At a time when actual child abuse is significantly decreasing, this is a far better use of scarce funds than spending billions more to charge into families, tear them apart and place their children in what often is the most emotionally abusive and neglectful environment of all: foster care with strangers.

NOTES:

1 For details on the distortions in ECM's campaign see these posts to the NCCPR Child Welfare Blog: http://nccpr.blogspot.com/search/label/Every%20Child%20Matters

2 The discussion of definitions is limited in the NIS-4 document itself, but there is a detailed discussion in Andrea Sedlak, A History of the National Incidence Study of Child Abuse and Neglect, February 21, 2000, available online at https://www.nis4.org/NIS_History.pdf This document says the child must be "seriously" endangered to be counted under the endangerment standard, but NIS-4 itself does not include the qualifier "seriously."
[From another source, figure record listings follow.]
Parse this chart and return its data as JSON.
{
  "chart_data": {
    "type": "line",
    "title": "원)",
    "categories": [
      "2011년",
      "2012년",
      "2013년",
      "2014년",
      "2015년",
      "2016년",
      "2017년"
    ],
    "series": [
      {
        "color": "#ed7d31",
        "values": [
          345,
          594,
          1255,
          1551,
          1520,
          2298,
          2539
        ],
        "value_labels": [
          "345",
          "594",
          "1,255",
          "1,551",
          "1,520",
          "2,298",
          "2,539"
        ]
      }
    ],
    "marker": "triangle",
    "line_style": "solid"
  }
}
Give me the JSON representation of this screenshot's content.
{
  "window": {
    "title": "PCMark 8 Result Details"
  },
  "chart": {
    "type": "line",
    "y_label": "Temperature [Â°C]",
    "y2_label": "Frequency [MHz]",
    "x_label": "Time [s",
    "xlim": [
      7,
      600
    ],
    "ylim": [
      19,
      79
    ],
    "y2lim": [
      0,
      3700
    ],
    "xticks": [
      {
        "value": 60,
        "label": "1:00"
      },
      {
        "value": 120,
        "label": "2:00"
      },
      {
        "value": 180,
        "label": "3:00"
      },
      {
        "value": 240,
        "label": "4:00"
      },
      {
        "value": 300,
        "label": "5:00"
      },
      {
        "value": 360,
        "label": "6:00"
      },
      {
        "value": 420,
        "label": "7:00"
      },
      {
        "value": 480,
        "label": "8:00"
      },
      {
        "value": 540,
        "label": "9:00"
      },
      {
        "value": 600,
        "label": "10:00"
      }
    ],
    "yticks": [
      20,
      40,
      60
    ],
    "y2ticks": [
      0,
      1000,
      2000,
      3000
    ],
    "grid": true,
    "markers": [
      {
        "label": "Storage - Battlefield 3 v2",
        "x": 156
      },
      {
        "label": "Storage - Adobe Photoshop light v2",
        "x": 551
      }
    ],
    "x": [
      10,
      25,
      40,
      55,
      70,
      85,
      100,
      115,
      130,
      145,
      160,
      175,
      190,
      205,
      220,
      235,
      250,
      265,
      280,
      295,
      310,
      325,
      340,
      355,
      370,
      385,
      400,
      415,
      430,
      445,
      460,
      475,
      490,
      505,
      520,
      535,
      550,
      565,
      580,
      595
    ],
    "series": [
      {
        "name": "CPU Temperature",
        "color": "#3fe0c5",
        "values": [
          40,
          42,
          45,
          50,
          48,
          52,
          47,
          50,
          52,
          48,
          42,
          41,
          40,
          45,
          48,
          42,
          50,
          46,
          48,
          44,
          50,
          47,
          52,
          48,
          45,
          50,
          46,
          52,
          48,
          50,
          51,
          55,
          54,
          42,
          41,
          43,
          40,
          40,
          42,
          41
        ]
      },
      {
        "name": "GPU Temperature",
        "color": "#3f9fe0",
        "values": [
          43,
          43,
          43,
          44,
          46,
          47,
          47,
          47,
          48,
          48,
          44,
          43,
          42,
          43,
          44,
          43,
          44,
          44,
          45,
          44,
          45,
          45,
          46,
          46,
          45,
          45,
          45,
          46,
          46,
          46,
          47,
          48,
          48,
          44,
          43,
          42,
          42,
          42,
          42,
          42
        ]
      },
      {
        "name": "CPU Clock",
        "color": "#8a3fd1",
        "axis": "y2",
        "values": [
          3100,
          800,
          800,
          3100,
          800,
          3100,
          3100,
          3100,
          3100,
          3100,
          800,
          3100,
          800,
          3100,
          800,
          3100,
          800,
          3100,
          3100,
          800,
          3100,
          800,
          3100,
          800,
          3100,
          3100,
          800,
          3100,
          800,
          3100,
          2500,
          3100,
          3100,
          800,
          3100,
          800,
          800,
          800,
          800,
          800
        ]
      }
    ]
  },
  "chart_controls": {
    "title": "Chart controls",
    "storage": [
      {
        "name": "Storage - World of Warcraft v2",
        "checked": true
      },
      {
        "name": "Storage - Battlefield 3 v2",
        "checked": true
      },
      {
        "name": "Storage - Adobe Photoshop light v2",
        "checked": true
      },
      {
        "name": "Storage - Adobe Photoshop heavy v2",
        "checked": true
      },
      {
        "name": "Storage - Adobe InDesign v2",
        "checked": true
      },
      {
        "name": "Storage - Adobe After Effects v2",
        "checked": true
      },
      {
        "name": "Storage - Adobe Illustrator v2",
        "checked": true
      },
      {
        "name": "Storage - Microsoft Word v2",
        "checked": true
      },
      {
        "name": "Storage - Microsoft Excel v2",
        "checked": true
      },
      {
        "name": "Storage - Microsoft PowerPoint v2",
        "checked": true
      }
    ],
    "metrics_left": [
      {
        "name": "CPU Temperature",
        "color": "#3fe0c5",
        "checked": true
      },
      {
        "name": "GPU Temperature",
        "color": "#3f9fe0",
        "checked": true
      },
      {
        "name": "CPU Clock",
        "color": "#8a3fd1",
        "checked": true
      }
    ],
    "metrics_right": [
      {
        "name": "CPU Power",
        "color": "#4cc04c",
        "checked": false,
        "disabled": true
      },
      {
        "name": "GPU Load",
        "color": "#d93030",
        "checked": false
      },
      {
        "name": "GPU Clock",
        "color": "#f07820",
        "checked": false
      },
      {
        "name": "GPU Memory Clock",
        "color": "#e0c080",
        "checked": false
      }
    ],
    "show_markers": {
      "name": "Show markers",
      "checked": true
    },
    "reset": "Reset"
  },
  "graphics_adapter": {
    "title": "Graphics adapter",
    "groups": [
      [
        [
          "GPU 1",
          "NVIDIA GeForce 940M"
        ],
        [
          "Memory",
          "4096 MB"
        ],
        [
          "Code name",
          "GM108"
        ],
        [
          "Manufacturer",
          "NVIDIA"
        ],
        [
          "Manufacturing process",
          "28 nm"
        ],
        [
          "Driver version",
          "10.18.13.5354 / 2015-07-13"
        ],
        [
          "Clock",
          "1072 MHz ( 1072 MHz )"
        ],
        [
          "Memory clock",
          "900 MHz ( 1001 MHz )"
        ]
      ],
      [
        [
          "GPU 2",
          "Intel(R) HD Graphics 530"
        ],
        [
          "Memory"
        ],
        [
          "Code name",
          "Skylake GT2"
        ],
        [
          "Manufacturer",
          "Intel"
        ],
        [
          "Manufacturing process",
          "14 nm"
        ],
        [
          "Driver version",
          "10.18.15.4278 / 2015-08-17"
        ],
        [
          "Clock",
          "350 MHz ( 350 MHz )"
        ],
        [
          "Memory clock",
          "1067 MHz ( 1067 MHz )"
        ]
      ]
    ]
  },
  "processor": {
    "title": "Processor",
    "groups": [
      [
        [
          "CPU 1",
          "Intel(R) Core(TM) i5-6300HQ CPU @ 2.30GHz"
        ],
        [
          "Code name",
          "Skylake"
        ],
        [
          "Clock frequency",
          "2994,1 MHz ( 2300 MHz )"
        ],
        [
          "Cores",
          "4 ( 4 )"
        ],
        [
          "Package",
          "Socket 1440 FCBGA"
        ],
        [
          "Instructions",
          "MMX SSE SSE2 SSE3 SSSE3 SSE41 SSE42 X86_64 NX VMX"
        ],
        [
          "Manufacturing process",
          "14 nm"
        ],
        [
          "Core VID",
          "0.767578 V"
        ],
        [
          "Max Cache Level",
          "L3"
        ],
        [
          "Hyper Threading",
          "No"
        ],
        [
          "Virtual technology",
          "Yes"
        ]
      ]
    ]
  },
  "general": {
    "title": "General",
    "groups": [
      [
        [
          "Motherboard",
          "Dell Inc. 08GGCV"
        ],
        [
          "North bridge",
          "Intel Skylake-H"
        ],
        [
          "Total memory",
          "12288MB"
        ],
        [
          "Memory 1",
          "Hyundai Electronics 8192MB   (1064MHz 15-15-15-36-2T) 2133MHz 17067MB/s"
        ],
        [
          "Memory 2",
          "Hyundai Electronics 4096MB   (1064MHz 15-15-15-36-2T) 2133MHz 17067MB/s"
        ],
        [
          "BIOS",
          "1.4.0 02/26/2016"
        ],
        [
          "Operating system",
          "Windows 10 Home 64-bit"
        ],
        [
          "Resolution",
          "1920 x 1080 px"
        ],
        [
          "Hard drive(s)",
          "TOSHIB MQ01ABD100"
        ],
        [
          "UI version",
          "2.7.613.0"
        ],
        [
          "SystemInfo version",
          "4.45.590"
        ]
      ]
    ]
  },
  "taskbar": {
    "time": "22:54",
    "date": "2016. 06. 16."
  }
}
3 Adding further confusion: In some cases, the "endangerment standard" has a different meaning. Rather than meaning a change from actual harm to possible future harm, in a few categories, it includes maltreatment by a perpetrator other than a parent or guardian. In all other categories, NIS-4 looks only at maltreatment by a parent or guardian.

4 This total combines three categories in the report, "serious" harm, fatalities, and "inferred" harm.

5 Study Findings: Study of National Incidence and Prevalence of Child Abuse and Neglect: 1988 (Washington: U.S. Dept. of Health and Human Services, National Center on Child Abuse and Neglect, 1988), Chapter 6, Page 5.